II.1.1.1 Exemples chez Freud
II.1.1.1.1 Le coléoptère

Dans toute son œuvre, Freud tend l’oreille aux multiples résonances du dire du patient. Prenons le cas qu’il évoque dans la lettre à Fliess du 29 décembre 1897: « Peu de jours après mon retour, j’ai pu réussir à saisir un petit fragment d’interprétation. M. E… que tu connais, a été victime, à l’âge de dix ans, d’un accès d’anxiété au moment où il essayait d’attraper un coléoptère noir (Käfer) qui ne se laissait pas faire. La signification de cet accès demeurait jusqu’ici obscure. En traitant du chapitre “perplexité”, il me rapporte une conversation entre sa grand-mère et sa tante. Elles parlaient du mariage de sa maman, déjà morte à cette époque et, de cet entretien, il fallait conclure qu’elle avait longtemps hésité avant de se décider. E… interrompt tout à coup son récit pour me reparler du coléoptère Käfer dont il avait, depuis des mois, cessé de faire mention et ensuite des coccinelles (en allemand Marienkäfer) (la mère du malade s’appelait Marie). Il éclate de rire et interprète faussement sa gaieté en disant que les zoologues donnent à ces bestioles le nom de septempunctate, etc., d’après le nombre de leurs points noirs, bien qu’il s’agisse toujours, en fait, d’un même insecte. La séance est interrompue et au début de la séance suivante il me raconte qu’il s’est rappelé la signification du “Käfer”. C’était que faire? [en français dans le texte] “Perplexité”… Tu n’ignores sans doute pas que l’on peut chez nous qualifier une femme de “gentil Käfer”. Sa bonne, objet de ses premières amours, était française et il apprit le français avant l’allemand.»393.

Figure 6: Schéma du faux nouage entre signifiant et affect dans le cas de Mr. E.

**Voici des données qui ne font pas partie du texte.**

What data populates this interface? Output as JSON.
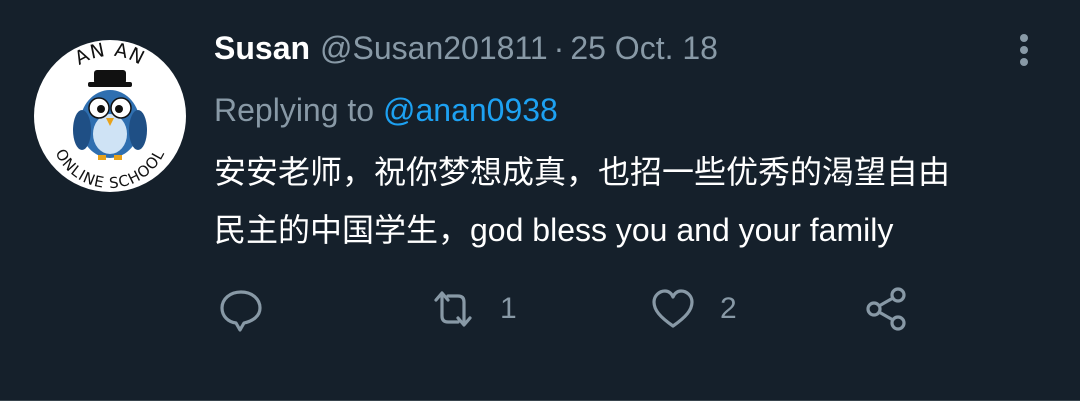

M. E… décrit un épisode où il apparaît que sa mère fut pendant un certain temps incapable de fixer un choix concernant son mariage prochain. Il s’agit donc pour le patient d’une indécision à propos de son père, c’est-à-dire à propos de son identité de filiation. Soudain, le patient s’esclaffe en établissant un lien associatif entre l’indécision de sa mère et la coccinelle. À ce point, Freud interrompt la séance. C’est le patient lui-même qui, la séance suivante, revient avec une lecture inattendue du mot Käfer (« Que faire? »), permettant ainsi de faire le lien entre le symptôme singulier, l’attaque de panique, et ce qui semble en être à l’origine, l’anxiété existentielle suscitée par l’indécision de la mère. Il n’y a cependant pas d’association sémantique entre cette inquiétude et la menace venant du scarabée. Le lien se révèle seulement par une analyse formelle du langage employé pour décrire les événements. C’est donc la forme littérale même du mot qui fonctionne ici comme un porteur d’affect, indépendamment de sa sémantique, de la phrase où il apparaît ou encore du contexte global de son emploi. Freud a alors, à l’adresse de Fliess, cette expression: Meschugge! (« C’est fou! »), où l’on peut entendre rétrospectivement à la fois l’étonnement et le respect que suscite chez lui l’enseignement que peut livrer une écoute clinique dénuée d’a priori.

Notes
393.

FREUD S. (1956). Naissance de la psychanalyse, op. cit., pp. 213-214.